ABSTRACT

Most structural approaches to the causes-of-war question fail to take into account differences in how the states under study came into existence in the first place: Were they postcolonial, do the boundaries of the modern state coincide roughly with pre-state societal boundaries, were they formed as a result of national unity movements, are they European settler states, and so on? And since the modern state itself is a product of social forces operating in the context of European history, can wars within and among European states really be compared meaningfully with wars in non-European settings, and what are the limitations of doing so?

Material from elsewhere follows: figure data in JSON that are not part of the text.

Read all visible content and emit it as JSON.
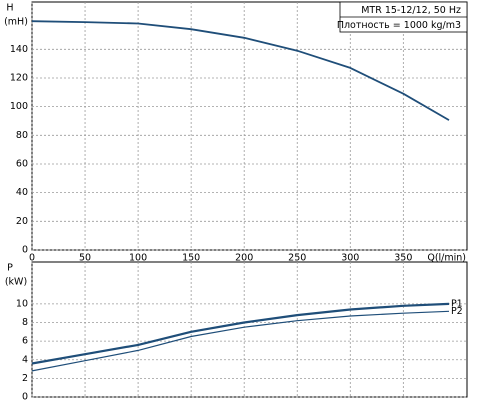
{
  "chart_data": [
    {
      "type": "line",
      "legend_lines": [
        "MTR 15-12/12, 50 Hz",
        "Плотность = 1000 kg/m3"
      ],
      "ylabel": "H",
      "yunit": "(mH)",
      "xlabel": "Q(l/min)",
      "x": [
        0,
        50,
        100,
        150,
        200,
        250,
        300,
        350,
        393
      ],
      "series": [
        {
          "color": "#1f4e79",
          "values": [
            159.6,
            159,
            158,
            154,
            148,
            139,
            127,
            109,
            90.6
          ]
        }
      ],
      "xlim": [
        0,
        410
      ],
      "ylim": [
        0,
        173
      ],
      "xticks": [
        0,
        50,
        100,
        150,
        200,
        250,
        300,
        350
      ],
      "yticks": [
        0,
        20,
        40,
        60,
        80,
        100,
        120,
        140
      ],
      "grid": true,
      "xtick_labels": true
    },
    {
      "type": "line",
      "ylabel": "P",
      "yunit": "(kW)",
      "x": [
        0,
        50,
        100,
        150,
        200,
        250,
        300,
        350,
        393
      ],
      "series": [
        {
          "name": "P1",
          "color": "#1f4e79",
          "width": 2.2,
          "values": [
            3.6,
            4.6,
            5.6,
            7,
            8,
            8.8,
            9.4,
            9.8,
            10
          ]
        },
        {
          "name": "P2",
          "color": "#1f4e79",
          "width": 1.2,
          "values": [
            2.8,
            3.9,
            5,
            6.5,
            7.5,
            8.2,
            8.7,
            9,
            9.2
          ]
        }
      ],
      "xlim": [
        0,
        410
      ],
      "ylim": [
        0,
        14.5
      ],
      "xticks": [
        0,
        50,
        100,
        150,
        200,
        250,
        300,
        350
      ],
      "yticks": [
        0,
        2,
        4,
        6,
        8,
        10
      ],
      "grid": true,
      "xtick_labels": false
    }
  ]
}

Still, some generalizations emerge from research undertaken from a structural perspective: new states are more prone to violence than older, more settled and stable states (Wright 1942; Singer 1991; Vasquez 1993); states are more violence-prone following a rapid improvement in economic circumstances (Chouchri and North 1975; Cashman 1993); leaders sometimes use war or belligerent rhetoric as a means of mobilizing internal cohesiveness and domestic political support (Ostrom and Job 1986; Russett 1989); violence is associated with state-creation (Holsti 1991; Brogan 1990; Cohen, Organski, and Brown 1981); and ethnonationalism is frequently the justification used for localized and antistate violence (Garment 1993; Ryan 1990; Gurr 1994). Taken together and viewed from a constructivist perspective, this body of research suggests the existence of a rule instructing and directing the acts of agents in relation to the state: Violence is an acceptable strategic choice as a means for establishing, mobilizing, or altering the structures of states, especially when framed within the language of ethnonationalist discourses.